I met the love of my life on November 3, 2008, the only problem was I already had a girlfriend whom I loved very dearly. This new woman (Toni) was simply irresistible. I kept making up excuses to have her come over to my house, the most common one being “I need help with GSA stuff” since I was the founder & president.
Our first kiss happened the first day she came over, we goofed around and ended up drawing mustaches on each others faces in orange highlighter, the sweetest, yet dorkiest thing I have ever done. Things soon ended with my girlfriend and Toni and I got together, I was on cloud nine. Things moved pretty fast; we slept together in the first week which was a semi-new experience for me being as my previous girlfriend and I weren’t very sexual. Soon enough Toni and I were head over heels in love. I never thought I could feel that way about anyone in the world. I loved her for who she was including all her imperfections, which there were a fair amount. It was pure bliss for a while, then things started to go down hill.
I didn’t like the fact that Toni smoked weed or the fact that she sometimes drank as I didn’t trust the people around her so we fought and fought but ended up in a stalemate because no one should be told who they can and cannot talk to. I tried to make her choose between me and her friends. Big mistake. She chose me but lied because she was still seeing the people I didn’t want her to see. Things cooled down and our relationship got back on track. Then something happened and I didn’t believe what she told me so we fought some more. Eventually things got better but then something worse happened to me even though I didn’t mean for it to. It was a mistake and I should have stopped it but I didn’t. So she broke my heart, again, and I was left alone and with a bad reputation. Slowly we started talking again but then over New Year’s Eve she was sort of with me and sort of with someone else (my ex’s new girlfriend) and they had been sleeping together and that really hurt me, so on New Year’s we got into a huge fight and she hit me. I had a black eye and bruises for my birthday while she was sent to a hospital.

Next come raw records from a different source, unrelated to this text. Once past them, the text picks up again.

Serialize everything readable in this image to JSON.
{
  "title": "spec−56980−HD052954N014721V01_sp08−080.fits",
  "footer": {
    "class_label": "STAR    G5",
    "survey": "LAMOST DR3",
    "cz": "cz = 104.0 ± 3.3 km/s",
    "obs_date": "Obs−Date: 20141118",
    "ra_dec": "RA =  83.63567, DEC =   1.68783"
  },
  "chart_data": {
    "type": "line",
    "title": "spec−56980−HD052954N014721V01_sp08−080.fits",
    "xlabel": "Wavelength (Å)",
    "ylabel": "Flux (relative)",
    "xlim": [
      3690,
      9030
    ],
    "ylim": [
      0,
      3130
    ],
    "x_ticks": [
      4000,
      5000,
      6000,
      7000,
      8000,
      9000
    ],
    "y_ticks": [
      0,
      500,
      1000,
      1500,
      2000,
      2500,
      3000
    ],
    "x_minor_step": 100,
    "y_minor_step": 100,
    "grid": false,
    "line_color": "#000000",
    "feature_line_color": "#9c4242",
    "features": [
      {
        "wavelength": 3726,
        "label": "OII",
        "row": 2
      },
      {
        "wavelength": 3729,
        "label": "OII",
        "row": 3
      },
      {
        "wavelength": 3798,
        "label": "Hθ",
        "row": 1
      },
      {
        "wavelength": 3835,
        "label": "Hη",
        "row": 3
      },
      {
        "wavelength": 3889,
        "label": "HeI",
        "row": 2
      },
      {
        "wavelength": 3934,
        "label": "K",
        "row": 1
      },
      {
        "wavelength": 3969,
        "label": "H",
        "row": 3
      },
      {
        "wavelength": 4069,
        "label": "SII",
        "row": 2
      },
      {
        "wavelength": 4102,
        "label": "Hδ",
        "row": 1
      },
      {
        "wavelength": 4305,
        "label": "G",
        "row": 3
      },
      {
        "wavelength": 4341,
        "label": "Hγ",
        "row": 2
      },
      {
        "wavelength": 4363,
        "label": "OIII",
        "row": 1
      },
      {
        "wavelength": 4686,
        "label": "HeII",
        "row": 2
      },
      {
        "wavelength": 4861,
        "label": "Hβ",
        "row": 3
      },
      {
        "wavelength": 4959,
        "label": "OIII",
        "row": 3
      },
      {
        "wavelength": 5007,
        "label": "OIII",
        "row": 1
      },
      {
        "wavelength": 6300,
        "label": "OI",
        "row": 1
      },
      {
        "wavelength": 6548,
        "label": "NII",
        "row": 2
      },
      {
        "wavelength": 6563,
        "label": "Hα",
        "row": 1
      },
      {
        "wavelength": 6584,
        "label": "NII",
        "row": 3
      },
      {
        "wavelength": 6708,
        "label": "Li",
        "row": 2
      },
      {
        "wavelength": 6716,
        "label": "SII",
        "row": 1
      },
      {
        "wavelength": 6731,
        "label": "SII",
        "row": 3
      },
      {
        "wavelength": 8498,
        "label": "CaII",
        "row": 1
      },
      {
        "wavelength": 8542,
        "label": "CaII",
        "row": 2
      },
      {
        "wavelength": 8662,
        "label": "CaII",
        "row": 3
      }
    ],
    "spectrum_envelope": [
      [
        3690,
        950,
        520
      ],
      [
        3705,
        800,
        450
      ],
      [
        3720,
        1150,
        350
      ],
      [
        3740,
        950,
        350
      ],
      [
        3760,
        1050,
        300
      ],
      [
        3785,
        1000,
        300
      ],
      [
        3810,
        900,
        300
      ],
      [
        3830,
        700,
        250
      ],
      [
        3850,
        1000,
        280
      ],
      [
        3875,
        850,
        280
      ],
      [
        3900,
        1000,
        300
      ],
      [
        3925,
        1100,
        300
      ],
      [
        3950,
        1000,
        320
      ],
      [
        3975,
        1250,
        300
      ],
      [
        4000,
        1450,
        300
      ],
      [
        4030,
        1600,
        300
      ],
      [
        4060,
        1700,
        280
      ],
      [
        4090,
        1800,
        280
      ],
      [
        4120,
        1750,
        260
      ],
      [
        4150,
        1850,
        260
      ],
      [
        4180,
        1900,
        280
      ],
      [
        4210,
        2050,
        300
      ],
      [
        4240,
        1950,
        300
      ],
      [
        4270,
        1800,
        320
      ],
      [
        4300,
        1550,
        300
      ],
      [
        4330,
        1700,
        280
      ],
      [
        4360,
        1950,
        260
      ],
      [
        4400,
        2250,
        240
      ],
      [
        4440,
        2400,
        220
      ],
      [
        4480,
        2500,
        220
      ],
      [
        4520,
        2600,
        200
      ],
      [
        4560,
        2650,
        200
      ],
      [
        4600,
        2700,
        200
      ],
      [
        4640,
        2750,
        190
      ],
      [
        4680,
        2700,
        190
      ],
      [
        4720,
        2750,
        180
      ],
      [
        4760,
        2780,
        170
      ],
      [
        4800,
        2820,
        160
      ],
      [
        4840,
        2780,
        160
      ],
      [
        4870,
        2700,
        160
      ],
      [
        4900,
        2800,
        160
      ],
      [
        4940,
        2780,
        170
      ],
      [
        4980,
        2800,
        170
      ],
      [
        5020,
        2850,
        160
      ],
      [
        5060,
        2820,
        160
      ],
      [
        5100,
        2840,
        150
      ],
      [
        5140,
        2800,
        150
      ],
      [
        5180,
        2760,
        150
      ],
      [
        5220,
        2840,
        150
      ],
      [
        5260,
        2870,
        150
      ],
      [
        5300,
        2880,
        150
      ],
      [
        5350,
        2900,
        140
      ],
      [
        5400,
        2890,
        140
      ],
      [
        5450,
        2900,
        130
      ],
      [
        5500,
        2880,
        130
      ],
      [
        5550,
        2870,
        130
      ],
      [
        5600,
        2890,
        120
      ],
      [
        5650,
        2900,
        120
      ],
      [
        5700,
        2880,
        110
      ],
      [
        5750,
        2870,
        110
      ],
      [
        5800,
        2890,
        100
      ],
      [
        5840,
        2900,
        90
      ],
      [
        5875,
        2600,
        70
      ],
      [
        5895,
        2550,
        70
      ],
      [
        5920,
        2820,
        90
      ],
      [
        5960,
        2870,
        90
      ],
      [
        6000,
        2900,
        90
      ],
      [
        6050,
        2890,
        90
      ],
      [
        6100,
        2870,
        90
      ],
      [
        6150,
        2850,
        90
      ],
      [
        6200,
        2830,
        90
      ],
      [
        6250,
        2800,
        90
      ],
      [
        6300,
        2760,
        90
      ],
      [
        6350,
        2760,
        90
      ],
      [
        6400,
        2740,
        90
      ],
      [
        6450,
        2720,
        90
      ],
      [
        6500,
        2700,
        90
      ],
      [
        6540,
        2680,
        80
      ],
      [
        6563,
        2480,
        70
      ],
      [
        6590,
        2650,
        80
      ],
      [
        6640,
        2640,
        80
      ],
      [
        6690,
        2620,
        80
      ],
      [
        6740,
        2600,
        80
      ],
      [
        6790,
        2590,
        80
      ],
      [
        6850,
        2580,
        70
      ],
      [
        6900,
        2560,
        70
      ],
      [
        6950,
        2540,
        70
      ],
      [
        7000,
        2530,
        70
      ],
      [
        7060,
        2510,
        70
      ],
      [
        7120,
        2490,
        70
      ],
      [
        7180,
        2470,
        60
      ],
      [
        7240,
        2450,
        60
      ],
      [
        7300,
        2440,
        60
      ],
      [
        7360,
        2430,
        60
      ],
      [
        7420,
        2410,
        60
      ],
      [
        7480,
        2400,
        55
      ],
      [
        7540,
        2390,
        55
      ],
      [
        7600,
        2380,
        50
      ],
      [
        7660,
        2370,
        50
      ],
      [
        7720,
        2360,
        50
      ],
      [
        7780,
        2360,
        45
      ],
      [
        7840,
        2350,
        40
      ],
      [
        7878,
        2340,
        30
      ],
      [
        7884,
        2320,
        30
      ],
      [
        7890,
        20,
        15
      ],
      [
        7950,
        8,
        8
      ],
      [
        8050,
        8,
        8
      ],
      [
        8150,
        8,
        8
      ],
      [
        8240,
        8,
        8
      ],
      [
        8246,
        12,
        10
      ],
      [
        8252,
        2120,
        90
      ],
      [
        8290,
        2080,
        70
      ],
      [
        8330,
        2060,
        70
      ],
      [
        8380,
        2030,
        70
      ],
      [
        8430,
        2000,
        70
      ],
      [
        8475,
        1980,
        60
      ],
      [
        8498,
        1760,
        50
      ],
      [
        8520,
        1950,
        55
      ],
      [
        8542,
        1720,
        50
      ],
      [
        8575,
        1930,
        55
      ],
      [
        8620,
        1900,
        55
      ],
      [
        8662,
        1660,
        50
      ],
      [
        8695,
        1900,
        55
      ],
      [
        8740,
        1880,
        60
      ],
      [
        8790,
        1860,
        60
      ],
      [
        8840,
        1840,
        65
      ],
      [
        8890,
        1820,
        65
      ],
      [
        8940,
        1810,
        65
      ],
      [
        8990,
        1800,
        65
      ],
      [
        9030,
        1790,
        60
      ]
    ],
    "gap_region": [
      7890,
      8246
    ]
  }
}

When she came out things got worse. She drank more, smoked more and hit me more even though I stuck by her side no matter what. I reached my breaking point when she started having an affair with a 36-year-old married man who was also her co-worker. She left me so she could sleep with him and not feel guilty about it. So I was heartbroken by this woman many times over the year and a half we were together and after this final time I decided to move on.
I met a nice, sweet honest girl who lives in the mountains and shares the same hopes and dreams as I do but I couldn’t stop thinking about Toni. We went to the same school so I saw her almost everyday and it killed me. I wanted her so badly, I believe I was truly in love with her. At one point we became close again with hugs and kisses so when prom rolled around last week and my current girlfriend couldn’t come so I went with Toni. Long story short we had sex and I broke up with my girlfriend for a shot with the woman I believe to be my soul mate. I may be wasting my time but you should never give up on love…who knows maybe we’ll be together again soon.